Disney Plus and 20th Century Fox

The Home Alone franchise started in 1990, with the Macaulay Culkin-led films grossing over $700 million worldwide combined. Additional sequels have been made since 1992, but only one hit theaters, as two others went straight to home video. Steve Martin led two Cheaper by the Dozen movies in 2003 and 2005, and they earned over $300 million worldwide. The Night at the Museum trilogy from Ben Stiller is the most successful of the group, as they earned over $1.3 billion globally between 2006 and 2014. On the flip side, Diary of a Wimpy Kid had a trilogy of films release annually from 2010-2012, with each earning roughly $70M worldwide. Fox's attempt to reboot the series in 2017 saw interest dip substantially and made only $40M.
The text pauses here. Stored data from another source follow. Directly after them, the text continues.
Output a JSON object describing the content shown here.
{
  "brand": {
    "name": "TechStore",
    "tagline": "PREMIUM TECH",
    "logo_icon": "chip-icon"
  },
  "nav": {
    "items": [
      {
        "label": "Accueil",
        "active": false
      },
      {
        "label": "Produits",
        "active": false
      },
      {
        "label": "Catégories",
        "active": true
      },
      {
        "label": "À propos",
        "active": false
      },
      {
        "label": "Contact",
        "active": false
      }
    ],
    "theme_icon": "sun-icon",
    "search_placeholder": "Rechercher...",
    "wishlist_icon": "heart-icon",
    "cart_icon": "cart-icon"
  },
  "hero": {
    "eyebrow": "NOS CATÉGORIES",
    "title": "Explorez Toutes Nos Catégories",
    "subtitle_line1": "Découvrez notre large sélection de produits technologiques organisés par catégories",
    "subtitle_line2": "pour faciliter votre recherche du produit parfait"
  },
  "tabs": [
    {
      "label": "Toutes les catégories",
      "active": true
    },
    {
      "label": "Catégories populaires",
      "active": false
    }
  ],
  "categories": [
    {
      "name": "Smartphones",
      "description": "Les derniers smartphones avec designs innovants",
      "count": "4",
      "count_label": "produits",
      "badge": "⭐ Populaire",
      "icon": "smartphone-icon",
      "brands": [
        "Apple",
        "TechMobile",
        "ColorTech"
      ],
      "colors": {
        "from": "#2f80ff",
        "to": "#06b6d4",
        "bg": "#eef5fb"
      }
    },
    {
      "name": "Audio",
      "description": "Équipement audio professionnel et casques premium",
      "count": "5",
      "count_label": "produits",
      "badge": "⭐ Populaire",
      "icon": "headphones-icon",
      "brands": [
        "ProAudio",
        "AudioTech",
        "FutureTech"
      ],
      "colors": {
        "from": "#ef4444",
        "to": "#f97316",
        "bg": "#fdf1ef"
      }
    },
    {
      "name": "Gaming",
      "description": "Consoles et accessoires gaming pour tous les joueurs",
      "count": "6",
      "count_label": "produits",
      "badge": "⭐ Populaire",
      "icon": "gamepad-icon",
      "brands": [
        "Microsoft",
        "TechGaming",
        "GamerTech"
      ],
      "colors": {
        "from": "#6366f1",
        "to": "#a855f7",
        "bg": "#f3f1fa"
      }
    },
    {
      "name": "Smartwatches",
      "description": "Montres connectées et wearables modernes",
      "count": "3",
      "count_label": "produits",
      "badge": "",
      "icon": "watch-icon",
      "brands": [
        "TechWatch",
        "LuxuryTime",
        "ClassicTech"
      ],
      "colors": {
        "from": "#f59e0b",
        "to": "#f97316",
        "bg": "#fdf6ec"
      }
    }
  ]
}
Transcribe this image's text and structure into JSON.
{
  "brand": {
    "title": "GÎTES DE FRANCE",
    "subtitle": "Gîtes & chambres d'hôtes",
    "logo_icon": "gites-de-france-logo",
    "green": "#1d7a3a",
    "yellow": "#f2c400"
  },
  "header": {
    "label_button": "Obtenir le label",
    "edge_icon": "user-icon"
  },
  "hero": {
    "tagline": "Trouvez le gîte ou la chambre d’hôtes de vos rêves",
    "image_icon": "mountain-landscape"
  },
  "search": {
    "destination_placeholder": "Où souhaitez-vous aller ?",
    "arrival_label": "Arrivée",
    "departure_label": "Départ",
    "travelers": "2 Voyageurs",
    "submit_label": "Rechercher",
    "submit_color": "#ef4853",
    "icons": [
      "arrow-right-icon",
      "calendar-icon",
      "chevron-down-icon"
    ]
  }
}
Each of these titles represents varying degrees of success for Fox, but it's easy to see why Disney would want to reboot them all. These four Fox titles are all movies that clearly fit under the Disney brand, with family-friendly premises, but avenues for new interpretations to be had. This reboot/remake/reimagining strategy is something that Disney is doing a lot of as of late (as is all of Hollywood). The difference here is that unlike most of Disney's past reboots, these will go to streaming, similar to their live-action Lady and the Tramp film. With that title and these new ones from Fox properties, it's clear that Disney is willing to forgo potential box office revenue if it means more subscribers and views for Disney+. Whether or not these four titles help them in that area remains to be seen.